The beta version of Tesla's much-hyped "Full Self-Driving" technology will not be rolled out on October 1 as previously announced. Company co-founder and CEO Elon Musk explained that the launch has been delayed by a week to coincide with the release of new software.

Posting on his personal Twitter feed, Musk explained he wants to wait until the next evolution of the "Full Self-Driving" software is ready before making it available to a wider group of users. Version 10.2 is expected to benefit from improvements made by analyzing the data generated by the users currently testing 10.1. These motorists are company employees and a small, hand-selected group of eligible owners.

Only owners who paid for the "Full Self-Driving" option will be eligible to receive the update, but there's a catch: they need to prove that they're good drivers. Tesla will take into account what it calls a Driver Safety Score, according to Car & Driver, which analyzes a number of factors including hard braking, aggressive turning, and unsafe following.

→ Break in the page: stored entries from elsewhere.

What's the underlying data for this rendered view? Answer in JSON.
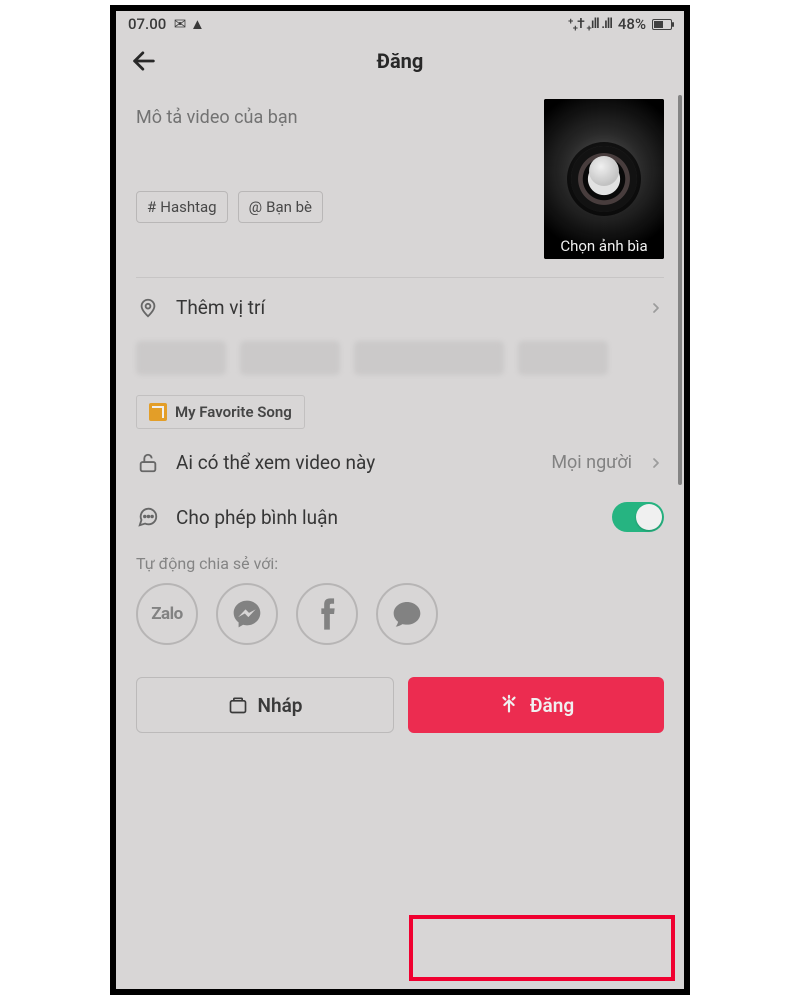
{
  "statusbar": {
    "time": "07.00",
    "battery_pct": "48%"
  },
  "header": {
    "title": "Đăng"
  },
  "description": {
    "placeholder": "Mô tả video của bạn",
    "hashtag_chip": "Hashtag",
    "friends_chip": "Bạn bè",
    "cover_label": "Chọn ảnh bìa"
  },
  "location": {
    "label": "Thêm vị trí"
  },
  "song": {
    "label": "My Favorite Song"
  },
  "privacy": {
    "label": "Ai có thể xem video này",
    "value": "Mọi người"
  },
  "comments": {
    "label": "Cho phép bình luận",
    "enabled": true
  },
  "share": {
    "label": "Tự động chia sẻ với:",
    "zalo": "Zalo"
  },
  "buttons": {
    "draft": "Nháp",
    "post": "Đăng"
  },
  "colors": {
    "accent": "#fb2f55",
    "toggle_on": "#29c08a",
    "highlight": "#ff0033"
  }
}
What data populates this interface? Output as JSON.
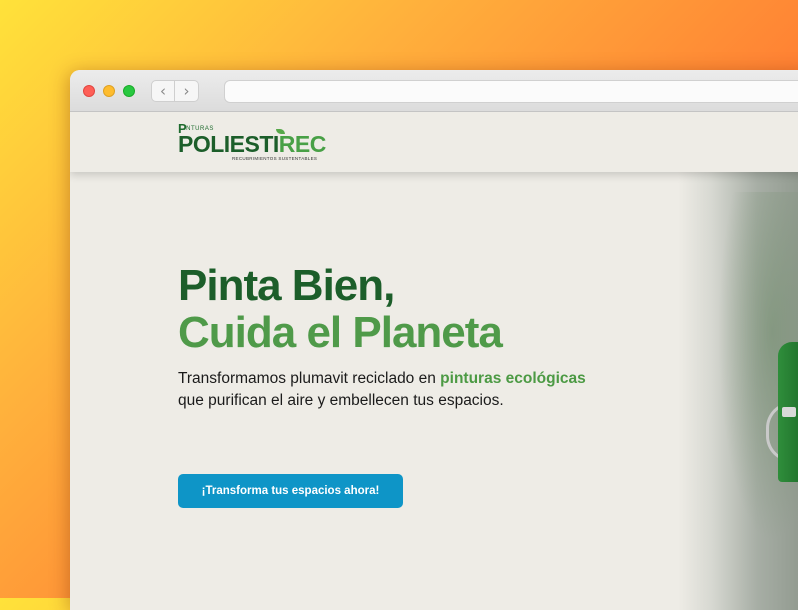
{
  "browser": {
    "url": "",
    "back_icon": "chevron-left-icon",
    "forward_icon": "chevron-right-icon",
    "back_glyph": "‹",
    "forward_glyph": "›"
  },
  "logo": {
    "prefix_letter": "P",
    "small_text": "INTURAS",
    "main_text": "POLIESTI",
    "accent_text": "REC",
    "tagline": "RECUBRIMIENTOS SUSTENTABLES"
  },
  "hero": {
    "title_line1": "Pinta Bien,",
    "title_line2": "Cuida el Planeta",
    "subtitle_before": "Transformamos plumavit reciclado en ",
    "subtitle_highlight": "pinturas ecológicas",
    "subtitle_after": "que purifican el aire y embellecen tus espacios.",
    "cta_label": "¡Transforma tus espacios ahora!"
  },
  "colors": {
    "dark_green": "#1c5e2a",
    "light_green": "#4f9a49",
    "cta_blue": "#0e95c7",
    "page_bg": "#eeece6"
  }
}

Interestingly, the number of times the company's current "Autopilot" advanced adaptive cruise control system disengages itself influences the score as well. Musk noted that, for the first few days, only drivers with a perfect score of 100 will be granted access to the software. The minimum safety rating will drop over time; "then 99, 98, etc," the executive noted. Some drivers say scoring 100 on Tesla's scale is tough.

Regulators will undoubtedly keep a close eye on how Tesla rolls out "Full Self-Driving," which in spite of its name still requires "active driver supervision and does not make a vehicle autonomous." In September 2021, in the midst of an on-going federal investigation sparked by an alarming number of accidents with parked emergency vehicles, the head of the National Transportation Safety Board (NTSB) cautioned that Tesla needs to address basic safety issues before expanding its suite of semi-autonomous driving features to other city streets and other areas. She added that Tesla "has clearly misled numerous people to misuse and abuse technology."